The show's introductory music, art design and style often evoked the feel of prison escape movies such as The Great Escape, and the playground hierarchy and school administration were often depicted in ways that paid homage to common themes in such films. Additionally, many episodes parody classic films such as Cool Hand LukeThe Good, the Bad and the Ugly, and On Her Majesty's Secret Service.

Production[]

Recess first premiered on ABC on August 31, 1997, as a "sneak preview", and later transitioned to ABC's Disney's One Saturday Morning programming block on September 13, 1997. The series' success spawned three direct-to-video titles Recess Trilogy: Recess Christmas: Miracle on Third Street in 2001, Recess: Taking the Fifth Grade and Recess: All Growed Down in 2003; and one theatrical film, Recess: School's Out, which was released on February 16, 2001. The series ended on November 5, 2001; reruns continued to air on UPN until 2003 and ABC until 2004.

Disney Channel added Recess to their lineup on September 3, 2003. Fillmore!The Legend of Tarzan, and Buzz Lightyear of Star Command were all pre-empted in favor of a 90-minute showing of the series. It temporarily ceased airing on September 2, 2005, but resumed on August 26, 2008 replacing The Buzz on Maggie, and continued until June 30, 2010.
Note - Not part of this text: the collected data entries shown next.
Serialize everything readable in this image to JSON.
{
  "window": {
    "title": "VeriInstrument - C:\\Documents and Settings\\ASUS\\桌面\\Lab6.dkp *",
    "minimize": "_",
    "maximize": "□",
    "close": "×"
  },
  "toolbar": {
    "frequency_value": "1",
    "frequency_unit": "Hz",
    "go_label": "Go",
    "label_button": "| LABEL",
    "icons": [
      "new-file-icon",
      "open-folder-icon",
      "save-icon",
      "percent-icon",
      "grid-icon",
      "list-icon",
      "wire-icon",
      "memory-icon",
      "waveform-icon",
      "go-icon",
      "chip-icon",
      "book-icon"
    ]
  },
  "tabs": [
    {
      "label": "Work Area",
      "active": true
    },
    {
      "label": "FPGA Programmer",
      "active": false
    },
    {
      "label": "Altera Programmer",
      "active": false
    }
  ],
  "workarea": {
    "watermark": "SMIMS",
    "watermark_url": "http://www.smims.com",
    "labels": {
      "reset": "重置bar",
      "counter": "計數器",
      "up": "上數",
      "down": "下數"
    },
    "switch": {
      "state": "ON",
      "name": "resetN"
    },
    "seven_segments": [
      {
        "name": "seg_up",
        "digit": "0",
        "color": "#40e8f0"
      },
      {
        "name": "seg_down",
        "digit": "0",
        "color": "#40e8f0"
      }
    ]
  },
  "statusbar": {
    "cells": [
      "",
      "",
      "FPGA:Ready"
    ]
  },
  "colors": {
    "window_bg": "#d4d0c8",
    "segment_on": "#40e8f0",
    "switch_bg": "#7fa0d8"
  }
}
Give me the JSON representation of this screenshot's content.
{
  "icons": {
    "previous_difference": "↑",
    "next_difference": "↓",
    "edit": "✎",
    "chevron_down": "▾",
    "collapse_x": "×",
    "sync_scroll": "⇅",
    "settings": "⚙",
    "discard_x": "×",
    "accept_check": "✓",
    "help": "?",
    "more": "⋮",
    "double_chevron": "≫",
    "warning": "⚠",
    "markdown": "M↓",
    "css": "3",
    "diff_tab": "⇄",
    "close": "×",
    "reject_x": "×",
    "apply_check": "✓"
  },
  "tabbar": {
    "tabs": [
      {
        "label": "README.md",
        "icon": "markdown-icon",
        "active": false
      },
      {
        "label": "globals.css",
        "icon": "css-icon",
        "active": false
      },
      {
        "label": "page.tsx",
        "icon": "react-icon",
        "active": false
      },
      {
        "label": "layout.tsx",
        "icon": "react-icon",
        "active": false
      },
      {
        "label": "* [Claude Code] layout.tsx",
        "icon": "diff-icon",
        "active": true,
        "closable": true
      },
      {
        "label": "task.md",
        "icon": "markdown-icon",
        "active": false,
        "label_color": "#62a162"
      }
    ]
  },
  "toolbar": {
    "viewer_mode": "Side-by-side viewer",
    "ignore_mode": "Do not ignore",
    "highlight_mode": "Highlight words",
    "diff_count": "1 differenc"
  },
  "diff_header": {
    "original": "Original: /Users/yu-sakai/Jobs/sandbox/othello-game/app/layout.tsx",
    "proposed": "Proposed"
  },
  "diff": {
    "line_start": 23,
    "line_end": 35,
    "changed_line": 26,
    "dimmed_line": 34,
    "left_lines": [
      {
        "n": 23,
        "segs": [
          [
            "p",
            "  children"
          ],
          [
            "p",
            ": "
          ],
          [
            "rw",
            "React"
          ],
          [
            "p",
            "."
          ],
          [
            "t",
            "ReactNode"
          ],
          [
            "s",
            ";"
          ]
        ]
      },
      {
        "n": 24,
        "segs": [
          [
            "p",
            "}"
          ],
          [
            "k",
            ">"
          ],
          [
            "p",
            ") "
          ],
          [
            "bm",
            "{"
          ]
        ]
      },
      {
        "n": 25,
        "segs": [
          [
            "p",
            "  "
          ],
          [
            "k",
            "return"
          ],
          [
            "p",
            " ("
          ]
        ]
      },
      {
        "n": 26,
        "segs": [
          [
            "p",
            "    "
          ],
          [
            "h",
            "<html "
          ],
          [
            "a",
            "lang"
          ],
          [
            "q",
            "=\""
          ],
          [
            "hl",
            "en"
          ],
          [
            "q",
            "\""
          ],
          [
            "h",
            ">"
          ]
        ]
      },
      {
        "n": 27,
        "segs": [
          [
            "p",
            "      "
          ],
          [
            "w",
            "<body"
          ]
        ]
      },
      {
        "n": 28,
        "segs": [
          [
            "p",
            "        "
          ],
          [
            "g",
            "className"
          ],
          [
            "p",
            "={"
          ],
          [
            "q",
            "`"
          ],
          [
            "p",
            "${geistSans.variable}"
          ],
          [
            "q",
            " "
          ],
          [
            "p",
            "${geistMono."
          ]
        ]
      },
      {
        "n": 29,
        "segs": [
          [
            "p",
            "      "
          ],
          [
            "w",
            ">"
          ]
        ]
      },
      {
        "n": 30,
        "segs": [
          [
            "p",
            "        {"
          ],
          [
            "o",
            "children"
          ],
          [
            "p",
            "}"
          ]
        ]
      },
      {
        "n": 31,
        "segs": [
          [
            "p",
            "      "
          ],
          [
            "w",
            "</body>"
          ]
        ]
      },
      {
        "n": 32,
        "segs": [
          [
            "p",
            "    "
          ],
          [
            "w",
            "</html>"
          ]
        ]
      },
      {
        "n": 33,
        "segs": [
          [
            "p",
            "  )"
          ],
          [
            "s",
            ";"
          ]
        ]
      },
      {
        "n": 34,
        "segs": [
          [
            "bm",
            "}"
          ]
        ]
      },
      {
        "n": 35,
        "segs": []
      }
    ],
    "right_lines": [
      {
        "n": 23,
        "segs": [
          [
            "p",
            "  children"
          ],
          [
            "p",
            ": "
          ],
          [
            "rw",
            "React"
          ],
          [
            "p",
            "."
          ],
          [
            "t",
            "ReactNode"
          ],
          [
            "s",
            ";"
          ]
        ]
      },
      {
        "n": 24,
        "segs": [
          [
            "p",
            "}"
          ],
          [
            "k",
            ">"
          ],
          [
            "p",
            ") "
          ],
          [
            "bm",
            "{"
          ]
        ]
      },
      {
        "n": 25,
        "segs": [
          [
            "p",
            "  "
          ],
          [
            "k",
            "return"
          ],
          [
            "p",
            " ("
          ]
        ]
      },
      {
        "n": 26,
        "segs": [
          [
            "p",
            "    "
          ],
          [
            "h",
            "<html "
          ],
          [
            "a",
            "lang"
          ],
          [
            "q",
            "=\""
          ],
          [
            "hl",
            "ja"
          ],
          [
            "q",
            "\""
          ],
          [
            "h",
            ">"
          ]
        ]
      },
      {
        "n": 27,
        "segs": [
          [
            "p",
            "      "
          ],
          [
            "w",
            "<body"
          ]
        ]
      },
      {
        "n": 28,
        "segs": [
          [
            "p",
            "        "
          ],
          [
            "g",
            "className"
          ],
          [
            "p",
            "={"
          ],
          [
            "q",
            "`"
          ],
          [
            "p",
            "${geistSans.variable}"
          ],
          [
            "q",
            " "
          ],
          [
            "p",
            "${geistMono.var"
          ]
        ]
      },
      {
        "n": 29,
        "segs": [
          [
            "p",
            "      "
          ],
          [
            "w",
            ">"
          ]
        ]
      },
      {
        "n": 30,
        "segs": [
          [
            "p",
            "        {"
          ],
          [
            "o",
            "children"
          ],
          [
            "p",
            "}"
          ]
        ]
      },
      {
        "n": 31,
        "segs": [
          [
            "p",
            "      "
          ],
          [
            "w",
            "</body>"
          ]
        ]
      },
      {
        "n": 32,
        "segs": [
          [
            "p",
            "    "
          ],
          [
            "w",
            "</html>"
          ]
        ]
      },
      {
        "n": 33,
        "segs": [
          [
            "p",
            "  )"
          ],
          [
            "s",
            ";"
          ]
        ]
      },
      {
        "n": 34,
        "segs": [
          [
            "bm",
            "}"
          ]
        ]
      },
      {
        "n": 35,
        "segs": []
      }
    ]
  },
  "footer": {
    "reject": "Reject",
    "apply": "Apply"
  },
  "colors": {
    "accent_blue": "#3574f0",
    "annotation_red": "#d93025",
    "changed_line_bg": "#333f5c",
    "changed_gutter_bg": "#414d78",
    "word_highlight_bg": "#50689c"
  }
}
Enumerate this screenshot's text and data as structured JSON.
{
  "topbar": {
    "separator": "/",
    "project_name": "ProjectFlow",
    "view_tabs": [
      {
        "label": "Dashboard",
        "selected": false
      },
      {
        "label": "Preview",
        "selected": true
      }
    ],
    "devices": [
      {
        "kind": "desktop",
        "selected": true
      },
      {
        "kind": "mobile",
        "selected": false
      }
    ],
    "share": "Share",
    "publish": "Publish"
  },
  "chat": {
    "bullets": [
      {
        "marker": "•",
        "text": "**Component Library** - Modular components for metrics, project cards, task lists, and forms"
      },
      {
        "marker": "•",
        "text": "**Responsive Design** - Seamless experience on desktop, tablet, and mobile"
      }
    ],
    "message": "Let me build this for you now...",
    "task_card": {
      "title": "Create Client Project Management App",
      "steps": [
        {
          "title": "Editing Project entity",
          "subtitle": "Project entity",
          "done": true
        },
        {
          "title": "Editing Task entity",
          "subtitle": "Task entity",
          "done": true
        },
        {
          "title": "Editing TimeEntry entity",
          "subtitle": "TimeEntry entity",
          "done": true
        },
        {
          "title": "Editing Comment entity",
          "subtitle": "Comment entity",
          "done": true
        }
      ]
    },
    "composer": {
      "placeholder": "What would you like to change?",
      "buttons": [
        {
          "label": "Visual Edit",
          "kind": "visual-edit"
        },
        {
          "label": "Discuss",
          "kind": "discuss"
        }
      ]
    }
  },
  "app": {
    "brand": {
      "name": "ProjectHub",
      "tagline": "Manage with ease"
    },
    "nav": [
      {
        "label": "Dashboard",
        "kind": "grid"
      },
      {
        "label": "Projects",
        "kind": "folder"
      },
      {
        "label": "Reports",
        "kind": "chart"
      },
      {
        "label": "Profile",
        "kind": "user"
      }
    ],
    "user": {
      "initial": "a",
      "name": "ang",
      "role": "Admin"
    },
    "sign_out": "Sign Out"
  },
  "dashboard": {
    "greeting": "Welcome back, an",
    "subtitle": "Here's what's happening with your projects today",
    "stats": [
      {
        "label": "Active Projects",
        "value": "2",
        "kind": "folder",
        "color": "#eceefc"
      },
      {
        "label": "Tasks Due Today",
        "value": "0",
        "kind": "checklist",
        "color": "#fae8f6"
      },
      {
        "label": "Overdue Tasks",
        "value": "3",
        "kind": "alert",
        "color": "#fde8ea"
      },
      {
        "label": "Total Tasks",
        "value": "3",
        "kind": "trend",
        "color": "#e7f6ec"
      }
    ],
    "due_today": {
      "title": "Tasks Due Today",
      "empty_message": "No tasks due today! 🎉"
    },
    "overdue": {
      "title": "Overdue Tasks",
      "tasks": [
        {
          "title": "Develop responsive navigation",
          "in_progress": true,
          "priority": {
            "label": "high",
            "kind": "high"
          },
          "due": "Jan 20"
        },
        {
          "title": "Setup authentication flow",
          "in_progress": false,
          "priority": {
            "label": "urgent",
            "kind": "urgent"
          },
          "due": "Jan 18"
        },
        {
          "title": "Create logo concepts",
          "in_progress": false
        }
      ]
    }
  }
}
Toon Disney aired the show from September 3, 2003 to February 12, 2009. When Toon Disney was converted to Disney XD, the series was carried over and aired from April 14, 2009 to October 27, 2011. The show is also available as part of Disney+.

Critical reception[]

TV critics Alan Sepinwall and Matt Zoller Seitz wrote favorably about Recess in their 2016 book TV (The Book), stating that the series is "Easily one of the smartest, most prankishly playful adult cartoons ever passed off as children's entertainment.... Recess is a highly ritualized bit of entertainment that strikes the same notes over and over again, but always in infinite variation and with a surprising eye for psychological grace notes, especially when characters you thought of as brusque and one-dimensional reveal their fears and dreams to one another."